Prove: The boundary of the set $\{(x,y,z) \in \mathbb{R}^3 | z > \sqrt{x^2+y^2}\}$ isn't a smooth manifold.
The boundary is defined by $z = \sqrt{x^2+y^2}$. I'm trying to think how to approach this problem. I know that the problematic point is $0$, because intuitively, it seems like the mapping isn't smooth at that point.I know that because smooth manifolds are locally homeomorphic to $\mathbb{R}^n$, so in our case the the manifold around the point (0,0,0) has to be homeomorphic to either an open set in $\mathbb{R}$ or in $\mathbb{R^2}$. The former can't be true because removing one point from the manifold, for example, (0,0,0), doesn't disconnect it but removing one point from $\mathbb{R}$ does.
I'm stuck because I can't see a way to topographically disprove the second case.

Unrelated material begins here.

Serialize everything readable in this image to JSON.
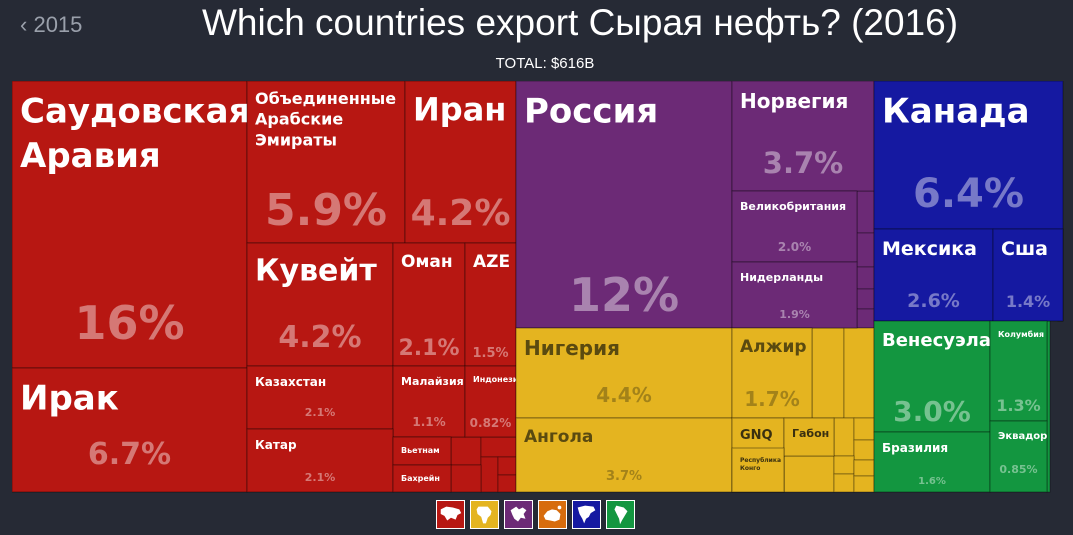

I though about another approach: Assume to the contrary that the boundary is a manifold, therefore there exists some co-map $f$ of the manifold at point $(0,0,0)$ s.t.: $f(x,y, \sqrt{x^2+y^2}) = 0$. I tried deriving both sides, but didn't get anywhere. It seems like I'm out of ideas to disprove the question... Any help would be welcome.